Stories based on real life

It is not a story per se, but was narrated by a friend of my grandmother’s. I don’t even know why I have carried it in my memory for so long. She was not even telling it to me but to someone else and I just happened to overhear it. Some married woman had died. Someone in her relation. And she was survived by her husband and a son. Everyone was discussing the fate of her husband as the son was an outcast and lived in the city alone and never intend to marry. Everyone was just grateful that he at least flew in for the last rituals. Since this woman was not a widow, her body had to be prepared like a bride for her final journey. Much to everyone’s astonishment, he meticulously wrapped her wedding saree around her dead body. Applied lipstick on her frailed dry lips, kohl under her closed eyes, a big bright red bindi on her forehead and a line of sindoor in the parting of her hair. Then, amidst much hue and cry, he wore his favourite saree from her collection and started to get ready for the funeral. Some people said he looked as beautiful as his mother. Some said, it was a sin and he would go to hell.

It was as hot as a day could get in the month of August in Delhi. Sweaty and exhausted, I was returning from my afternoon classes. As I reached my hostel gate, my phone rang. The network was sometime erratic in the lobby, so I sat down on one of the plastic chairs outside on the porch to attend the call. The caller was a friend of my friend’s. We had met only a few times before but had really hit it off. But why was he calling? He never called. He always texted. I answered and all I heard from the other end was uncontrollable sobs. I asked him what happened. No answer. Only the sound of his cries. I doubted if he even heard my voice. I asked again, this time a bit loudly. He said he would end his life. I was shocked and terrified. It was my first experience with such calls. I was 19. I didn’t know what to do, what to say. I asked the only thing that came to my mind was, “why?”. He took a deep breath and said, “everyone keeps calling me an eunuch. I just cannot take it anymore……I cannot help how I look”.

A few months later I went home during college break. My bag was full of photos of my friends and life in Delhi. A relative saw a photo of me and one of my BFFs. We were standing hugging each other. Smiling brightly at the camera. She made a disgusted face and asked me why I took such intimate photos. She sat me down and explained why I shouldn’t let other girls touch me anywhere except for my hands. She lowered her voice and told me if I do so, I would become a ‘lesbian’. Like it was some disease.

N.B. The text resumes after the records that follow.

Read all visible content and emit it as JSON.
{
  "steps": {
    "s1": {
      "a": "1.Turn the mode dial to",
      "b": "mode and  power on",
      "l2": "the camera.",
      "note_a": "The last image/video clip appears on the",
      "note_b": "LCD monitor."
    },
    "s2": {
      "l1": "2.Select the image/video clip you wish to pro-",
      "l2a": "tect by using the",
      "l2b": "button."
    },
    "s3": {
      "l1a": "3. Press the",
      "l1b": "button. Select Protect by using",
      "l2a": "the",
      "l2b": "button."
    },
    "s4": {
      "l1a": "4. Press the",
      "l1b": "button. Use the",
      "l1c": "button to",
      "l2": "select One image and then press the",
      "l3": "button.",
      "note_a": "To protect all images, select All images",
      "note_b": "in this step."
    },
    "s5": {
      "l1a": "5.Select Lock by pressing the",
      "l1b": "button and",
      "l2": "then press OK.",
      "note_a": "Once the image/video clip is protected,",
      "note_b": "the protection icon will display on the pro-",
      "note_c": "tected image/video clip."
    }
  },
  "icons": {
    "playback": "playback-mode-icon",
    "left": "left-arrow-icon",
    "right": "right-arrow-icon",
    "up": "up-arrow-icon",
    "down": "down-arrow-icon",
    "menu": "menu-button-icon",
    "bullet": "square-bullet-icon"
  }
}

Once in Pune, I had a few hours to kill before my flight to Delhi. I had nothing to do and nowhere else to go. She was the only person I knew in the city. I knew her from my undergrad years. She was intelligent, warm, and funny. So, I texted her asking if I can crash in for a few hours. She agreed. And soon, I was entering her cute little apartment full of books and DIY lampshades. She looked happy and refreshing. She showed me the washroom to freshen up. After I settled in with a plate of maggie which she offered, she told me she had news. “I identify myself as a transgender person now”, came the announcement. Next few hours she filled me in about her journey, gender exploration, and identify. We laughed, ate, and talked for hours. One thing from our conversation that stayed with me were here words, “I have had the best sex of my life with a woman, who would have thought?”. She had said that lying on the floor, playing with her hair, smiling.

The person I told this story to had asked me if I was scared to be with her, all by myself. Without realising that it was his ridiculous question that scared me.

In 2018, I asked someone on the internet, if he was a guy. Perhaps I should have asked what his gender was. But I asked what I asked. 377 was just legalised and I was excited to write a piece about a LGBTQ relationship. He was offended. I didn’t quite understand why. Because, in similar circumstances, I would never get offended. But since I randomly bombarded into his private inbox, I apologised. I said I am sorry and that I didn’t mean to offend. I told him why I asked. I tried to end the conversation nicely, but it didn’t quite go that way. The people with whom I shared this story, said it was my mistake. That not everyone is open minded.

Let us just say it was my mistake. I messed up someone’s gender one single time privately. If that person gets the right to get offended and all rowdy on me. Then think of those gender non conformist people, whose genetically assigned sex does not line up with their gender identity. And the world at large, keeps disregarding their gender identity because it doesn’t fit the norm. We hardly apologize. We don’t let them get angry. We impose our insecurities on them. How is it fair?

Now as a grown up, when I think about these stories, I see things from a different perspective. I see courage and perhaps regret too, in that person who decided to embrace his/her/their real identity one last time before the last rituals. Perhaps, it was the only way he/she/they could heal and move on.

I dread to think what might have happened if I had missed my friend’s call that afternoon.

I see struggles and heartbreaks. Love and fear. Frustration and celebrations. Disappointments and hope. Laughters and tears. I see stories. Beautiful human stories.

I also see bullying, mocking, non acceptance, rigidness, narrow mindedness, casual commenting, and what not. I see blindfolds and the willingness to not see.

History owes an apology, but the present and future also owes empathy, compassion, acknowledgment, and acceptance with open arms. With the blindfolds off.